The research highlights that the main reason for the oversupply of cobalt is the increased production at CMOC's CMCLF KFM mine in the Democratic Republic of Congo (DRC), the world's leading producer. Even though prices plummeted to historic lows by the end of 2024, the Institute is confident that the demand fundamentals are still robust. 

Last year, the electric vehicle (EV) sector accounted for 43% of cobalt demand, and it's expected to rise to 57% by 2030. EV sales jumped by 26% compared to the previous year, and cobalt-based battery chemistries dominate Western markets.

Over 90% of North America and Europe EV batteries utilize cobalt-rich NCM or NCA chemistries. On the flip side, China's widespread shift to cobalt-free LFP batteries has led to a decline in the global market share of cobalt-based chemistries.

Beyond the EV market, cobalt is vital in various battery applications, including portable electronics and non-battery uses like aerospace and defense. Cobalt-based superalloys are crucial for jet turbines, unmanned systems, and control magnets.

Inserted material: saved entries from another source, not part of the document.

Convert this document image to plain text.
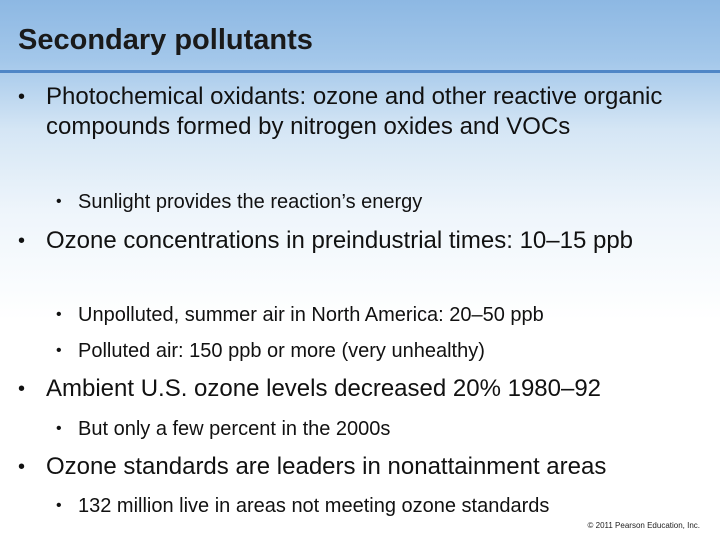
Secondary pollutants

• Photochemical oxidants: ozone and other reactive organic compounds formed by nitrogen oxides and VOCs

• Sunlight provides the reaction’s energy

• Ozone concentrations in preindustrial times: 10–15 ppb

• Unpolluted, summer air in North America: 20–50 ppb

• Polluted air: 150 ppb or more (very unhealthy)

• Ambient U.S. ozone levels decreased 20% 1980–92

• But only a few percent in the 2000s

• Ozone standards are leaders in nonattainment areas

• 132 million live in areas not meeting ozone standards

© 2011 Pearson Education, Inc.
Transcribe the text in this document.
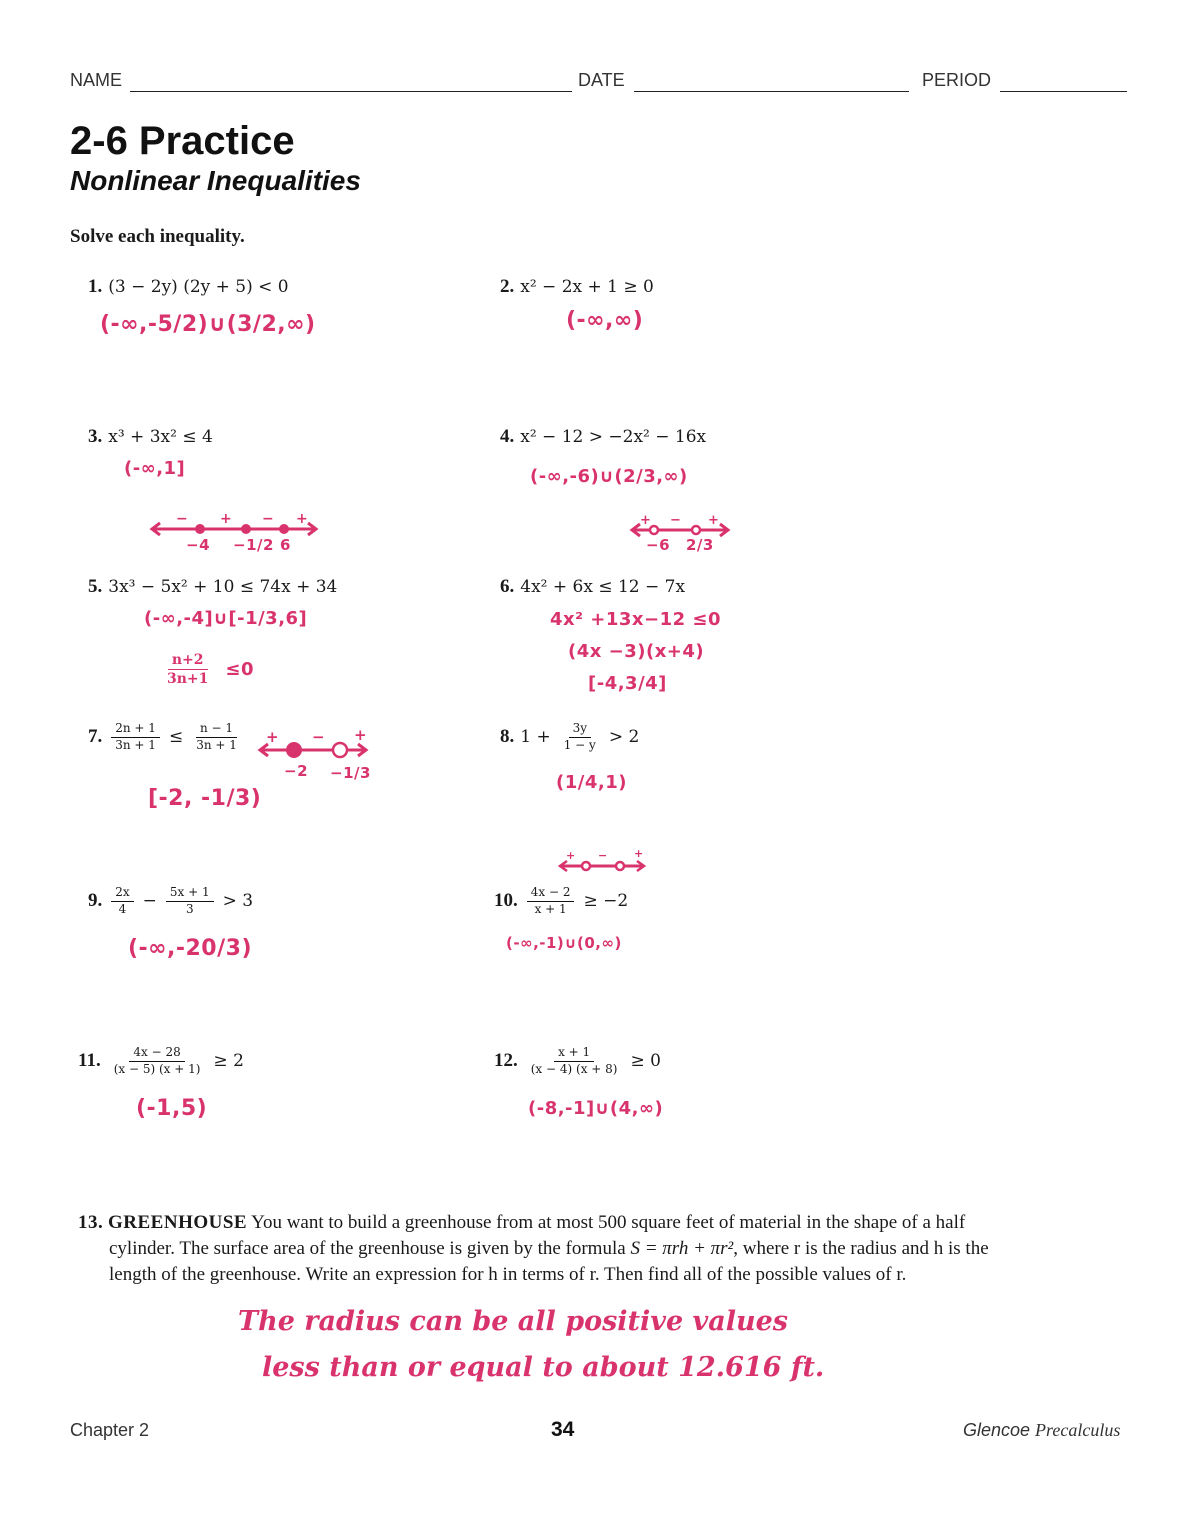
NAME	DATE	PERIOD
2-6 Practice
Nonlinear Inequalities
Solve each inequality.
1. (3 − 2y) (2y + 5) < 0
(-∞,-5/2)∪(3/2,∞)
2. x² − 2x + 1 ≥ 0
(-∞,∞)
3. x³ + 3x² ≤ 4
(-∞,1]
− + − +
−4 −1/2 6
4. x² − 12 > −2x² − 16x
(-∞,-6)∪(2/3,∞)
+ − +
−6 2/3
5. 3x³ − 5x² + 10 ≤ 74x + 34
(-∞,-4]∪[-1/3,6]
$\frac{n+2}{3n+1} \le 0$
6. 4x² + 6x ≤ 12 − 7x
4x² +13x−12 ≤0
(4x −3)(x+4)
[-4,3/4]
7. $\frac{2n + 1}{3n + 1} \le \frac{n - 1}{3n + 1}$ + − +
−2 −1/3
[-2, -1/3)
8. $1 + \frac{3y}{1 - y} > 2$
(1/4,1)
+ − +
9. $\frac{2x}{4} - \frac{5x + 1}{3} > 3$
(-∞,-20/3)
10. $\frac{4x - 2}{x + 1} \ge -2$
(-∞,-1)∪(0,∞)
11. $\frac{4x - 28}{(x - 5) (x + 1)} \ge 2$
(-1,5)
12. $\frac{x + 1}{(x - 4) (x + 8)} \ge 0$
(-8,-1]∪(4,∞)
13. GREENHOUSE You want to build a greenhouse from at most 500 square feet of material in the shape of a half
cylinder. The surface area of the greenhouse is given by the formula S = πrh + πr², where r is the radius and h is the
length of the greenhouse. Write an expression for h in terms of r. Then find all of the possible values of r.
The radius can be all positive values
less than or equal to about 12.616 ft.
Chapter 2	34	Glencoe Precalculus
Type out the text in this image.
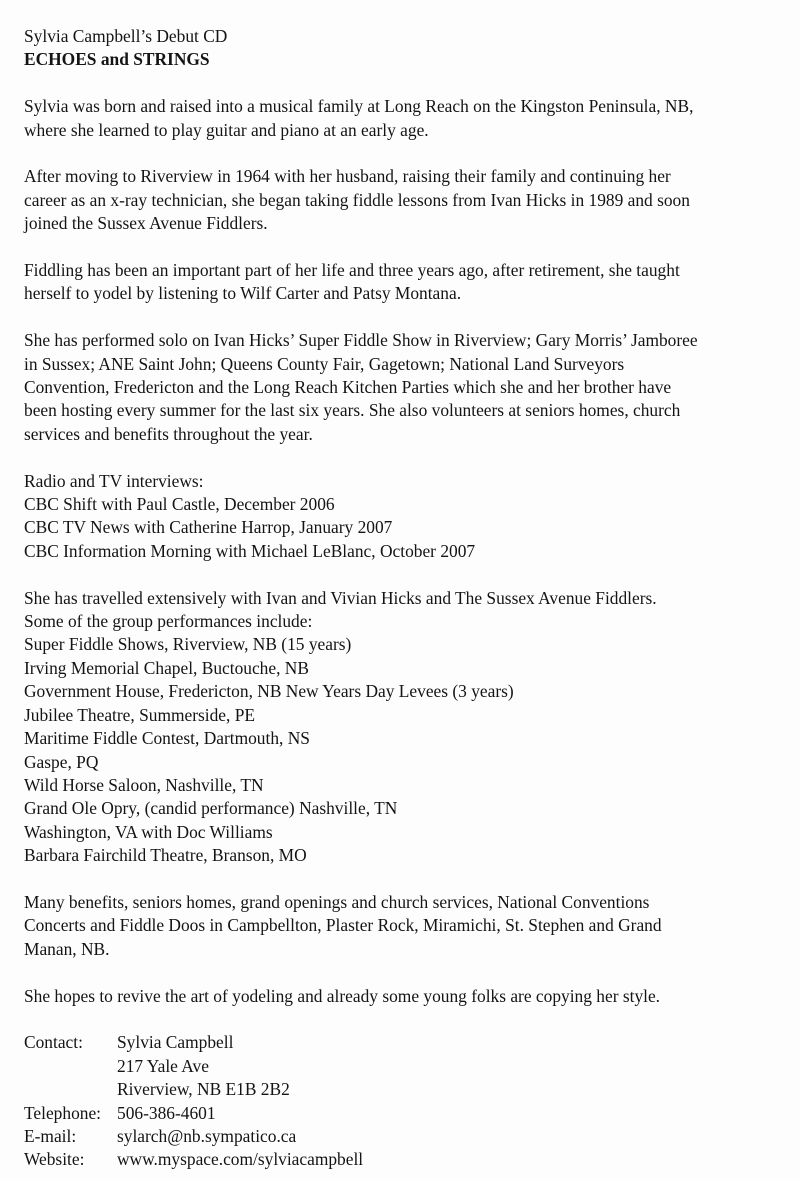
Sylvia Campbell’s Debut CD
ECHOES and STRINGS
Sylvia was born and raised into a musical family at Long Reach on the Kingston Peninsula, NB,
where she learned to play guitar and piano at an early age.
After moving to Riverview in 1964 with her husband, raising their family and continuing her
career as an x-ray technician, she began taking fiddle lessons from Ivan Hicks in 1989 and soon
joined the Sussex Avenue Fiddlers.
Fiddling has been an important part of her life and three years ago, after retirement, she taught
herself to yodel by listening to Wilf Carter and Patsy Montana.
She has performed solo on Ivan Hicks’ Super Fiddle Show in Riverview; Gary Morris’ Jamboree
in Sussex; ANE Saint John; Queens County Fair, Gagetown; National Land Surveyors
Convention, Fredericton and the Long Reach Kitchen Parties which she and her brother have
been hosting every summer for the last six years. She also volunteers at seniors homes, church
services and benefits throughout the year.
Radio and TV interviews:
CBC Shift with Paul Castle, December 2006
CBC TV News with Catherine Harrop, January 2007
CBC Information Morning with Michael LeBlanc, October 2007
She has travelled extensively with Ivan and Vivian Hicks and The Sussex Avenue Fiddlers.
Some of the group performances include:
Super Fiddle Shows, Riverview, NB (15 years)
Irving Memorial Chapel, Buctouche, NB
Government House, Fredericton, NB New Years Day Levees (3 years)
Jubilee Theatre, Summerside, PE
Maritime Fiddle Contest, Dartmouth, NS
Gaspe, PQ
Wild Horse Saloon, Nashville, TN
Grand Ole Opry, (candid performance) Nashville, TN
Washington, VA with Doc Williams
Barbara Fairchild Theatre, Branson, MO
Many benefits, seniors homes, grand openings and church services, National Conventions
Concerts and Fiddle Doos in Campbellton, Plaster Rock, Miramichi, St. Stephen and Grand
Manan, NB.
She hopes to revive the art of yodeling and already some young folks are copying her style.
Contact: Sylvia Campbell
217 Yale Ave
Riverview, NB E1B 2B2
Telephone: 506-386-4601
E-mail: sylarch@nb.sympatico.ca
Website: www.myspace.com/sylviacampbell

With the commercial aviation sector expected to bounce back in 2024, demand in this area is projected to rise by 5%.

According to Custom Market Insights, the global civil aviation market is set to grow at a compound annual growth rate of 8.1% until 2034, indicating this sector could further boost cobalt demand.

DRC remains the leading global supplier, but its market share is anticipated to drop from 76% in 2024 to 65% by 2030 as Indonesia boosts its output. In early 2025, the DRC implemented a four-month export ban to tackle oversupply and stabilize prices, which had plummeted by 22% over the year.

This effort stabilized the market and caused a price surge from below $22,500 to over $33,000 per ton.

The government-backed Entreprise Générale du Cobalt has secured exclusive rights to purchase and export hand-dug cobalt. Through this initiative, the government wants to tackle safety and environmental concerns while integrating artisanal production into global supply chains. Additionally, the US is exploring possibilities to stop regional conflicts and diminish Chinese influence in the DRC's critical minerals sector.

Washington's support for DRC's attempts to prevent Chinese companies from acquiring strategic cobalt assets aligns with President Donald Trump's broader initiative to ensure domestic access to essential minerals crucial for national security and industrial competitiveness.

With demand projected to grow at a 7% CAGR and reach 400,000 tons by the early 2030s, a market deficit is likely by the next decade, and meeting this demand will require substantial investment in new mining and processing capacity.

The Cobalt Institute will discuss these challenges at the ongoing three-day Cobalt Congress in Singapore, which is gathering industry leaders, including DRC Minister of Mines Kizito Pakabomba Kapinga Mulume.